European Credit Update - December 2014
Plunging oil prices and international sanctions continued to take their toll on Russia’s economy in December. The country’s central bank raised its main interest rate from 10.5% to 17% on December 16, in an effort to stem the rouble’s collapse.
Fears over Greece’s potential exit from the eurozone resurfaced, when the country’s governing New Democracy party failed to elect a head of state on December 29. Prime Minister Antonis Samaras was forced to call a parliamentary election scheduled for January 25.
The European Central Bank’s liquidity auction on December 11, the second of its Targeted Longer-Term Refinancing Operations, injected €129.8bn into the eurozone’s banking system. The lighter-than-expected take-up of the ECB’s discounted loans fuelled speculation that the central bank may look to additional measures to boost growth and stave off inflation.
Meanwhile, the EU banking union moved a step closer after eurozone finance ministers adopted a new instrument under the European Stability Mechanism (ESM) on December 8, allowing for direct capitalisation of troubled banks in the region. Previously, the ESM could only provide assistance to banks indirectly, via the government of the euro area member state where they are incorporated.
CDS on Tradeweb: December proved to be quite volatile, as sliding oil prices and political developments in Greece dominated headlines. European credit indices started the month reversing November’s tightening trend and reached their widest levels on December 16, with Europe and Crossover at 65 bps and 379 bps respectively.
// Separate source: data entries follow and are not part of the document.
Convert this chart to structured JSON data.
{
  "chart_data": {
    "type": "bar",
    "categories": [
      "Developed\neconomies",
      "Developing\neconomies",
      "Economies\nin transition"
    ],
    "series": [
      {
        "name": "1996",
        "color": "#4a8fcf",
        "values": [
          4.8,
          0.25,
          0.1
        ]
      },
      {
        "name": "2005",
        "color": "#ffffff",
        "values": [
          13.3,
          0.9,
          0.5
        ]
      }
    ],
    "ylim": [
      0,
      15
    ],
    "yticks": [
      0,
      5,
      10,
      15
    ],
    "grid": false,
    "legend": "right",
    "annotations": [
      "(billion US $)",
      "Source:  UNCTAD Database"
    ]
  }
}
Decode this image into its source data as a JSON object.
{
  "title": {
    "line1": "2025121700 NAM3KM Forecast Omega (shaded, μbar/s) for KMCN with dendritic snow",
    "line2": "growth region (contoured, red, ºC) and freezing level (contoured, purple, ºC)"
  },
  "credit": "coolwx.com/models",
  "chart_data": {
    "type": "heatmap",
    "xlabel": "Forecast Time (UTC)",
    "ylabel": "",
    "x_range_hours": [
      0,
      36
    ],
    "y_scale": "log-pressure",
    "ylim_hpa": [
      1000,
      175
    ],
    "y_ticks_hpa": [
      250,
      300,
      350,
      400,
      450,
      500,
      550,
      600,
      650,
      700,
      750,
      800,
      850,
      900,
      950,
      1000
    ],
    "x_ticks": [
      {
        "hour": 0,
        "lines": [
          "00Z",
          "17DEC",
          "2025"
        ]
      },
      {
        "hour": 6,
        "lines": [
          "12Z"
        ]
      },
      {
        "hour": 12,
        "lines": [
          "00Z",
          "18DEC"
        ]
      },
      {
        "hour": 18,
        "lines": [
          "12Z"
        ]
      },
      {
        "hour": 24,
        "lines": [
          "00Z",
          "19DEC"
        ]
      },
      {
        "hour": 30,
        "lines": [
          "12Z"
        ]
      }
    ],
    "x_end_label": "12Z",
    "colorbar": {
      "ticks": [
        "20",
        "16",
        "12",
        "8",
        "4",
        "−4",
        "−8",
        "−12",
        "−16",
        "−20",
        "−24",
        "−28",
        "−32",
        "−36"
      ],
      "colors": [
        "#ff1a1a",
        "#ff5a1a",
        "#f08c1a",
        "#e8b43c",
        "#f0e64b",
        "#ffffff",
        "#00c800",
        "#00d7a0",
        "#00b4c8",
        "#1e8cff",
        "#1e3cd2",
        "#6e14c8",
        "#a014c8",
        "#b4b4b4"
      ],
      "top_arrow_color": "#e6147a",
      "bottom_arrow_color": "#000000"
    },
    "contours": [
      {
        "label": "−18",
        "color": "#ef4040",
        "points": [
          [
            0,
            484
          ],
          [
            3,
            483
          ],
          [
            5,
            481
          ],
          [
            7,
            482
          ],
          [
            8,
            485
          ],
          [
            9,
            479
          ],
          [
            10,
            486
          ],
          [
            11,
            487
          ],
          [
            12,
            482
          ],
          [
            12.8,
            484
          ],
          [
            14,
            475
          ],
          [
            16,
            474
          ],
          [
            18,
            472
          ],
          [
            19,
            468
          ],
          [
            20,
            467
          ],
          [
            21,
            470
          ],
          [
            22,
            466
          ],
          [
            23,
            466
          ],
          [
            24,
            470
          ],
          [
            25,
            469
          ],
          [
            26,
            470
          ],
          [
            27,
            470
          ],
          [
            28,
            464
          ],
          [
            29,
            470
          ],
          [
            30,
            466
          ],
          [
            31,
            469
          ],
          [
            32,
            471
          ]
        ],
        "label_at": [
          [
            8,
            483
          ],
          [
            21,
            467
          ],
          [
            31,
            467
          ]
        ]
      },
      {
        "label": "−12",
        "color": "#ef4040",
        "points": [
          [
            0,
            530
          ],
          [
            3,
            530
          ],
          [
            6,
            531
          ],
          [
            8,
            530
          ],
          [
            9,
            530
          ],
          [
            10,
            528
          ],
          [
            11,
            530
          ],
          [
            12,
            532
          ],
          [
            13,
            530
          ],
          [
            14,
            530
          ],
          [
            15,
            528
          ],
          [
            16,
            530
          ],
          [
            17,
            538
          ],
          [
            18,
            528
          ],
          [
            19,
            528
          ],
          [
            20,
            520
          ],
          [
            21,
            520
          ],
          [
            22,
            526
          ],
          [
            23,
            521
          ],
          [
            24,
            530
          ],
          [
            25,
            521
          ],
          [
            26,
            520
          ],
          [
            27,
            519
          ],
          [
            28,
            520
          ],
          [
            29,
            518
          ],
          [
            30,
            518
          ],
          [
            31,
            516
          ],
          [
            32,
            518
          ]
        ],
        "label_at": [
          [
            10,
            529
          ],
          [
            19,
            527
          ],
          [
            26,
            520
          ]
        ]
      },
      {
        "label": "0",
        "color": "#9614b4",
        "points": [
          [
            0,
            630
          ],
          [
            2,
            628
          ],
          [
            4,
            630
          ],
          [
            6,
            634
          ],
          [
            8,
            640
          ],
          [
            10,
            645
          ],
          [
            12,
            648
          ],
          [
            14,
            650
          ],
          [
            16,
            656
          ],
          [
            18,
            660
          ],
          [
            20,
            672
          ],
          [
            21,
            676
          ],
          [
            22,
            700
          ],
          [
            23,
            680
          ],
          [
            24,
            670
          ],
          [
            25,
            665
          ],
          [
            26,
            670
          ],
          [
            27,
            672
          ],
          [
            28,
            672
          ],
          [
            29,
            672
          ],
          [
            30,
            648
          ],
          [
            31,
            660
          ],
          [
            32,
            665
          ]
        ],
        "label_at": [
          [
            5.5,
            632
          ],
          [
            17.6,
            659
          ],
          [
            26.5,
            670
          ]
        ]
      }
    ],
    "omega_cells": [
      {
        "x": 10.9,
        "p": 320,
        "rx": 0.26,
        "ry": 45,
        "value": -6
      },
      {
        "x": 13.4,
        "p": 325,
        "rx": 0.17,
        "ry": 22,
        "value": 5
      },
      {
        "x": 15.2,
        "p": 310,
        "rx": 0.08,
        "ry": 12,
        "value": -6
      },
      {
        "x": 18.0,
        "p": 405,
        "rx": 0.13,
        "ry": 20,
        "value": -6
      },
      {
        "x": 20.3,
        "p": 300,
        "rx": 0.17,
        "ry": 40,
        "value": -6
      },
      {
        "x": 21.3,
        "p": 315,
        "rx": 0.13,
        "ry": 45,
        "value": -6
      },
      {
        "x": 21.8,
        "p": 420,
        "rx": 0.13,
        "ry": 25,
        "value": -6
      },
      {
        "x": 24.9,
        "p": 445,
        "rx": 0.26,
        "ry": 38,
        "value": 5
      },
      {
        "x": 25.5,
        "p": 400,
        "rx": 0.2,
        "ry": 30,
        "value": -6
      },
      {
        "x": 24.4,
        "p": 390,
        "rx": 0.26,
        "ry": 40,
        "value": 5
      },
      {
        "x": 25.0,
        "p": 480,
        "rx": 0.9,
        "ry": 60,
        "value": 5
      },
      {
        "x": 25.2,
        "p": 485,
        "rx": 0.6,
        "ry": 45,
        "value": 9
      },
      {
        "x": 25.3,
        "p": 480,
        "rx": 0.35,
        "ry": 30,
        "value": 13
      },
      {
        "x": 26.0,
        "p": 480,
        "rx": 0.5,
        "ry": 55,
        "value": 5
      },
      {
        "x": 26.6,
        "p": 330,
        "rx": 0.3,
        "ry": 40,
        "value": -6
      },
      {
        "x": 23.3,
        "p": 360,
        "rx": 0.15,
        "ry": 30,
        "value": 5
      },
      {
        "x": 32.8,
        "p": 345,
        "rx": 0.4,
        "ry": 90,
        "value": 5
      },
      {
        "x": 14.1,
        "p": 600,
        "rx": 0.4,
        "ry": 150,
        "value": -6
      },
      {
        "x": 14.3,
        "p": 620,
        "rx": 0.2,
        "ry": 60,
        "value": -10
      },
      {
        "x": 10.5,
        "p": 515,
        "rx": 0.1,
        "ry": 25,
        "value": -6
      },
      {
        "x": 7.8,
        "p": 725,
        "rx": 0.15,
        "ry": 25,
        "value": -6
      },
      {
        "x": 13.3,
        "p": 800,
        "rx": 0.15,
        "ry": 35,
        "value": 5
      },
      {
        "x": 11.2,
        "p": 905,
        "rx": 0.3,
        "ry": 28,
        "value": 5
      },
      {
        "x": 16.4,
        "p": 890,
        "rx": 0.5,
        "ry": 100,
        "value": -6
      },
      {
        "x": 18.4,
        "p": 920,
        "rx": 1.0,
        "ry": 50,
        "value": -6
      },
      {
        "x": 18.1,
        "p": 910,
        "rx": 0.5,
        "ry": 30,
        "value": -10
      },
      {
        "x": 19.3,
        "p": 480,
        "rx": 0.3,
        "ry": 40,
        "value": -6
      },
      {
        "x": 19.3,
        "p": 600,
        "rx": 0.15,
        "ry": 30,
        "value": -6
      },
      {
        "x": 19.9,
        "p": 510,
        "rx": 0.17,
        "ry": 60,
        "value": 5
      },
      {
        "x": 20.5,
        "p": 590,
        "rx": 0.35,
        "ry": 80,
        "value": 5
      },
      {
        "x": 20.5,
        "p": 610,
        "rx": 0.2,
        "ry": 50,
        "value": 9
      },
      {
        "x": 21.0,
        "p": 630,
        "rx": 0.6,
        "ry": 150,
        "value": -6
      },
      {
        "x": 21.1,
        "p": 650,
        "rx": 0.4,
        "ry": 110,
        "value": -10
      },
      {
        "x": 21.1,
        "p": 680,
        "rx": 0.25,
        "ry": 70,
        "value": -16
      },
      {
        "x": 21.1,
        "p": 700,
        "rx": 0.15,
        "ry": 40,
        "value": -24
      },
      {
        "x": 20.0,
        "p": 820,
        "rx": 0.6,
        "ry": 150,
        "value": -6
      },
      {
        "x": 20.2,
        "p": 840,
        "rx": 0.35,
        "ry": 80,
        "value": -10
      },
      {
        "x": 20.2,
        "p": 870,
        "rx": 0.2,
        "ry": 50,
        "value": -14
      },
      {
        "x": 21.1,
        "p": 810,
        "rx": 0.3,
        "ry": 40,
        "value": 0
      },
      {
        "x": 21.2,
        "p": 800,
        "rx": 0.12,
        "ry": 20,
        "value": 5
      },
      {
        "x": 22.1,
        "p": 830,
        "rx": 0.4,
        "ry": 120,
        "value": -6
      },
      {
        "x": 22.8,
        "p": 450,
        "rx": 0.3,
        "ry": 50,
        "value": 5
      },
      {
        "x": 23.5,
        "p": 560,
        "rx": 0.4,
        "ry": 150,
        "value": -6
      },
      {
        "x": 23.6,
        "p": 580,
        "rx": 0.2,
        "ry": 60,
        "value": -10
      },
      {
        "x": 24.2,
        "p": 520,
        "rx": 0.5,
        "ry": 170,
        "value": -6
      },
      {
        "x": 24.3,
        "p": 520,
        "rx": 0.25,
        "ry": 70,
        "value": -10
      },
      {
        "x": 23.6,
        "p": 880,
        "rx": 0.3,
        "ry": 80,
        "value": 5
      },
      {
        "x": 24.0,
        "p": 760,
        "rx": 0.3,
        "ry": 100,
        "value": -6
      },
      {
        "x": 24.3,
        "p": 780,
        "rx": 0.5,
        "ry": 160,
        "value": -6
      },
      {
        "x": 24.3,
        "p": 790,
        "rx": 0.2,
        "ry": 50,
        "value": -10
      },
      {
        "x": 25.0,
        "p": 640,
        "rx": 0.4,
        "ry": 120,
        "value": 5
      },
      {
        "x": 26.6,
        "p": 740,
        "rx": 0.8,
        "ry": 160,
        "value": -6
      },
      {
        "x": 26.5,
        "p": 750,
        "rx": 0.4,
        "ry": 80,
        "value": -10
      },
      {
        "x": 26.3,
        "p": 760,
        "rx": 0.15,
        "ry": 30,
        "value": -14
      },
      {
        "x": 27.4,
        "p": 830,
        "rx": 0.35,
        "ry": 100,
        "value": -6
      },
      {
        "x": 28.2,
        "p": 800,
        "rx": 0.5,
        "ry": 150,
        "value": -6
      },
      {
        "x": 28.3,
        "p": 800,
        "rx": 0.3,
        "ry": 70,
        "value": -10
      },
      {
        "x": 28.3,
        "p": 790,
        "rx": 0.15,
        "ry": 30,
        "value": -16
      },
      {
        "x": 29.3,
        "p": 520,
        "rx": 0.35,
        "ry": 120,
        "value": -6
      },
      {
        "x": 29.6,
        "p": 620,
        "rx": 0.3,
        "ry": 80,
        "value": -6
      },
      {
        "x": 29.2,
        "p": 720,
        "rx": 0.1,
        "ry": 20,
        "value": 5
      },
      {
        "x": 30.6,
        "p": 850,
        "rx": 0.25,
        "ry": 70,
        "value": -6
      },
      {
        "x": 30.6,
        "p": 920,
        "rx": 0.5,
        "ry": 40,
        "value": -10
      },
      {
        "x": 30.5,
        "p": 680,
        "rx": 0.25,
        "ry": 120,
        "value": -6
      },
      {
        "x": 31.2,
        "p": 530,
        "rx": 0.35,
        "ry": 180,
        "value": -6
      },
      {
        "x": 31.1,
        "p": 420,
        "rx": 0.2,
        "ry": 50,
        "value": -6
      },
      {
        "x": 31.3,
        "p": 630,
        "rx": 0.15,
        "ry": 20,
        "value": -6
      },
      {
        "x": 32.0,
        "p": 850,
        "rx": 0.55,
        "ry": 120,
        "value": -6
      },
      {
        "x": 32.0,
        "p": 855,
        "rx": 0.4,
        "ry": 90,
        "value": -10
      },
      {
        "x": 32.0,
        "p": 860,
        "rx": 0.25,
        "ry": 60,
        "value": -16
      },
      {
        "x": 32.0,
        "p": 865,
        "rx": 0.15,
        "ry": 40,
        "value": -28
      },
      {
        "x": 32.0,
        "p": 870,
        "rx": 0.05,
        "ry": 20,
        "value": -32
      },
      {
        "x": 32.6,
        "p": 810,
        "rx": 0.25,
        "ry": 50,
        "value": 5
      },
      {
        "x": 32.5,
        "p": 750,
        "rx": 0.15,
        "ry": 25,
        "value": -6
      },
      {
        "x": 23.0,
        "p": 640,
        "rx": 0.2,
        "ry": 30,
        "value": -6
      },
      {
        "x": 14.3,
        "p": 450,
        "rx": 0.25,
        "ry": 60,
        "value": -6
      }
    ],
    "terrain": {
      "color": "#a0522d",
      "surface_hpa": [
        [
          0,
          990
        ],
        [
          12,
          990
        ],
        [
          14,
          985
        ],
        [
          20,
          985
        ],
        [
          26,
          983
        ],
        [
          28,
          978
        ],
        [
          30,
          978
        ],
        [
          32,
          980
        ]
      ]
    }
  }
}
The latter traded as wide as 403 bps intraday.
Spreads for both indices retreated into tighter territory in the second half of the month, ending the year at 63 bps (Europe) and 345 bps (Crossover) on very low volumes.
Cash on Tradeweb: Cash credit spreads moved wider in mid December, partly due to seasonal trading patterns as year-end approached. The move wider was initially sparked, however, by concerns over the performance of the world economy, persistent deflationary pressures, and the sustained decline in oil prices.
Tesco, the UK’s biggest retailer, issued another profit warning on December 9, as it downgraded its full-year guidance to £1.4bn, £500m below the previous market forecast of £1.9bn. Mid asset swap spreads for its 6.125% 2/22 bond widened by 56 bps to 305 bps over the month.
Nine days later, Franco-Dutch carrier Air France-KLM also cut its earnings forecast by €200m to €1.5-1.6bn. In the secondary market, the company’s 3.875% 06/21 issue widened from 305 bps on December 1 to end the month at just below 329 bps.